Nick Little

Centralizing AWS Root Account Access

Typically when I come across people, it’s quite hard to articulate what an “AWS Account actually is, and what does the root user of an AWS account do, or what is it for? This is an easier concept if you’re familiar with Linux/Unix style of hierarchy with root users, but for those less familiar it can be trickier to grasp.

What happens is that when you create an AWS account, the email address you use to create the account becomes the “root” user of that AWS account. An AWS account is an isolated container of resources and identities. We typically use these to help isolate resources or environments from each other to lower the blast radius and attack vector if an AWS account is compromised by a nefarious actor for example.

When you’re managing a multi-account AWS organization (either with AWS Organizations, manually, or with AWS Control Tower, you still end up with a bunch of AWS accounts which all have a root user and associate root user email address per AWS account. This is overhead to manage and means you must manage MFA keys etc per AWS account.

AWS now allows you to delegate root account authority to a single AWS account. This means by default it will use your Management AWS account for logical reasons. You can specify an additional delegated account other than the Management account for break-glass type reasons (although I prefer using an IAM role for this). So, one AWS account root user, one MFA key. That sounds great!

Delegating Root Access Authority

AWS now allows you to delegate root account authority to a single AWS account, the default account is your Management account. Alternatively, you can specify a different delegated account for break-glass scenarios. This streamlines management:

  • One root user and one MFA key for all accounts.
  • Simplifies management and improves security.

How to Centralize Root Access for Member Accounts

Follow these steps to enable centralized root access:

  1. Go to the IAM Dashboard > Root Access Management in the AWS Management Console.

Root Access Management1

Click ‘Root access management’ and then Enable:

Root Access Management

  1. Select Root Credentials Management to allow your management account and delegated account to manage root credentials.
    Then, select Privileged root actions in member accounts.

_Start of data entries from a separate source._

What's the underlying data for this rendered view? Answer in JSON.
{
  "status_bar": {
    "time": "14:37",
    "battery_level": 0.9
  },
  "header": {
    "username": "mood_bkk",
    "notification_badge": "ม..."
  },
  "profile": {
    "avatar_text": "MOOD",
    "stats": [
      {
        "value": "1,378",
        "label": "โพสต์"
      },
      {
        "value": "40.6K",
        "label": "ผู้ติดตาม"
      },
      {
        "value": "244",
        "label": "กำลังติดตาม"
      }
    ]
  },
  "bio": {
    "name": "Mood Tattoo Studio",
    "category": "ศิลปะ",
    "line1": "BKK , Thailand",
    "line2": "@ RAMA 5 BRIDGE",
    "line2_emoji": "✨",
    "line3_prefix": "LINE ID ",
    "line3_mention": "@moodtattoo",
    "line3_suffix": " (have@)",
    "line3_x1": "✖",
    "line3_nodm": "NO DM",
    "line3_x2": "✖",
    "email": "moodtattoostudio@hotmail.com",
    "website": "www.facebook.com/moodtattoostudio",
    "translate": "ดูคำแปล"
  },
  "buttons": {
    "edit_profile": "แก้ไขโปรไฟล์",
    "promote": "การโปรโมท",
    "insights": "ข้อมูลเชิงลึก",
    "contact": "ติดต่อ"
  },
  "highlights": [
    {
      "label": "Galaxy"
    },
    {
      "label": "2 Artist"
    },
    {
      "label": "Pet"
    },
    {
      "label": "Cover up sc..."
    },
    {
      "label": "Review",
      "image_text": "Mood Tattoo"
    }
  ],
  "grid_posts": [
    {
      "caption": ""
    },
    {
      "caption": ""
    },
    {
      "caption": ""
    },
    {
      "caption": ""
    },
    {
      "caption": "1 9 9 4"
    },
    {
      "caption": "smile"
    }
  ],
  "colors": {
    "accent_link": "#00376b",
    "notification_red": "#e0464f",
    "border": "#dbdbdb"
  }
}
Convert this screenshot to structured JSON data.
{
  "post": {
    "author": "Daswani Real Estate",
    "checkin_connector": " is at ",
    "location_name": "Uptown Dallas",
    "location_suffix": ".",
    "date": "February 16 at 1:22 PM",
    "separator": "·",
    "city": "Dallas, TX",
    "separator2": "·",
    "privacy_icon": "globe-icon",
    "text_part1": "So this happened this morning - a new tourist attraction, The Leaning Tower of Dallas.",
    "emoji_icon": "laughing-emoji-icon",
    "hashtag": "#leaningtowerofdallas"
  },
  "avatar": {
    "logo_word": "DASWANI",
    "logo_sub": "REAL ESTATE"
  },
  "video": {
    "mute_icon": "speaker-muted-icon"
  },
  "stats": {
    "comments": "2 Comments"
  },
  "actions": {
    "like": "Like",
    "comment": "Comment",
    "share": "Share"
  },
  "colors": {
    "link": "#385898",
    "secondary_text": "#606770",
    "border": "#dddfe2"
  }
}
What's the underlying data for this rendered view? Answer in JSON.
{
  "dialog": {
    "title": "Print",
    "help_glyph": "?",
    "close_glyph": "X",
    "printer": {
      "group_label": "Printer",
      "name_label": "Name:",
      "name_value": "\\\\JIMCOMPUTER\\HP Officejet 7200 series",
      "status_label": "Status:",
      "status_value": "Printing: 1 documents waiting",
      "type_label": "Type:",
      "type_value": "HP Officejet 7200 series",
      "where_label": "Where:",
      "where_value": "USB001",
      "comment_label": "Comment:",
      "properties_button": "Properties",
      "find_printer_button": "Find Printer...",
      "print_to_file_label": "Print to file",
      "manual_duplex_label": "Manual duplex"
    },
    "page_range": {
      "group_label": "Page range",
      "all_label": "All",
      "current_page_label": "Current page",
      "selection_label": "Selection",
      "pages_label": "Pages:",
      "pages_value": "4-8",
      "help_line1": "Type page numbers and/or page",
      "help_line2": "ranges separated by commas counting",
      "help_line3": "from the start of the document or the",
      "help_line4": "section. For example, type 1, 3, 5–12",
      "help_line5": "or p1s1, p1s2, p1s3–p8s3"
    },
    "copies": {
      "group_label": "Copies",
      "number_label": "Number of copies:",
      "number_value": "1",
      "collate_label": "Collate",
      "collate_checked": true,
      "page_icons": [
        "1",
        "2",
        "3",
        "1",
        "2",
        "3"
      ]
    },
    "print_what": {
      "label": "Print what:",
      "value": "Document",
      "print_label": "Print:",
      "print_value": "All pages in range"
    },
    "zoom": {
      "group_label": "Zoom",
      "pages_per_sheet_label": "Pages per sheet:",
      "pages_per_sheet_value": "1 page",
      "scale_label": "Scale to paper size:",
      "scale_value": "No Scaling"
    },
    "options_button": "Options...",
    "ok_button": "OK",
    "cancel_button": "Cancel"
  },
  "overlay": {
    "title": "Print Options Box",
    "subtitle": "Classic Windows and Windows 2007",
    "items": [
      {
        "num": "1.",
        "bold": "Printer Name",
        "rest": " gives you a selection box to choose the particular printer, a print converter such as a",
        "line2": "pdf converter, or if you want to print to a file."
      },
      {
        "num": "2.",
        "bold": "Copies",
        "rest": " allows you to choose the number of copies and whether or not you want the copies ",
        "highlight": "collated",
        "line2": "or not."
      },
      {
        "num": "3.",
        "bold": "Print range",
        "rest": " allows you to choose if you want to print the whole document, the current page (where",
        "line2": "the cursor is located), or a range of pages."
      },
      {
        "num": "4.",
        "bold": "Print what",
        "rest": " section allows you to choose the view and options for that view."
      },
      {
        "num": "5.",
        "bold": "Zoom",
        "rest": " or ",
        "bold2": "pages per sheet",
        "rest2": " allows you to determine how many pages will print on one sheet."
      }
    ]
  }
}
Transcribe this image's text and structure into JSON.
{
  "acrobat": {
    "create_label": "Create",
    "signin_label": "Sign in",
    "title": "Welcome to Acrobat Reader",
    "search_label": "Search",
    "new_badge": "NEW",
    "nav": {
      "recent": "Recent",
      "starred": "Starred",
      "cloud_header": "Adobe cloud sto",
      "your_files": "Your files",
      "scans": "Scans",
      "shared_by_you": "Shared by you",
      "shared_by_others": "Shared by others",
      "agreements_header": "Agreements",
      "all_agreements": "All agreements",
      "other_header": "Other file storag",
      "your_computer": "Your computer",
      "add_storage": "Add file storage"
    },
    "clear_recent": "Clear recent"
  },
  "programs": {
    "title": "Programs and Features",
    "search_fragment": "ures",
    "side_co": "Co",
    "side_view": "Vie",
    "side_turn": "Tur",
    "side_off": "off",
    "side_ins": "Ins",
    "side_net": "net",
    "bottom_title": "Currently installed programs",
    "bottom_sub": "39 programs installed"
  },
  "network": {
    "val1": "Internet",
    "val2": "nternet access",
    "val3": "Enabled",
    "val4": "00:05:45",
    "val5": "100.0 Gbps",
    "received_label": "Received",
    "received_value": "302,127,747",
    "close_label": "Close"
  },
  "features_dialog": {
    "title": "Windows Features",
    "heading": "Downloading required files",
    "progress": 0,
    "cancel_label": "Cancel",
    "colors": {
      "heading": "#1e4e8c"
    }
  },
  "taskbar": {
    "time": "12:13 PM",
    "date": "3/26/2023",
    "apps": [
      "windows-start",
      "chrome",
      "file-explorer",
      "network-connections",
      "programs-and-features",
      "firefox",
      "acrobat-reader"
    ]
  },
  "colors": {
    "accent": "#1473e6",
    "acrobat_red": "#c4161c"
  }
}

    Privileged Root Actions

    You will now see the confirmation screen: Privileged Root Actions3

  2. If you have a break-glass IAM role, leave the Optional Delegated Account field blank.

    Once enabled, delete the root user credentials for the member accounts:

    • Click on the account and then Take Privileged Action button.

    Privileged Root Actions5

    • Select Delete Root Credentials.

    Delete Root Credentials

    Now go through and confirm there are no longer any root credentials present: Privileged Root Actions8

If you do need to recover deleted root credentials off the other AWS accounts, then AWS does support a recovery process if required. Enable account recovery of the root user:

“If you need to recover root user credentials for a member account, the Organizations management account or delegated administrator can perform the Allow password recovery privileged task. The person with access to the root user email inbox for the member account can reset the root user password to recover root user credentials. We recommend deleting root user credentials once you complete the task that requires access to the root user.”

There are some considerations such as if you use SCP’s across your organization to deny or allow actions for example. And at the time of writing your Security Hub score won’t improve by doing this sadly (as the feature is so new), so hopefully this is embedded into Security Hub in the future.

Any new AWS accounts that you create in your AWS Organization after this feature is enabled do not show as having a root account once created (so it applies to the new accounts automagically as you’d expect).

That’s it. Pretty simple, but effective!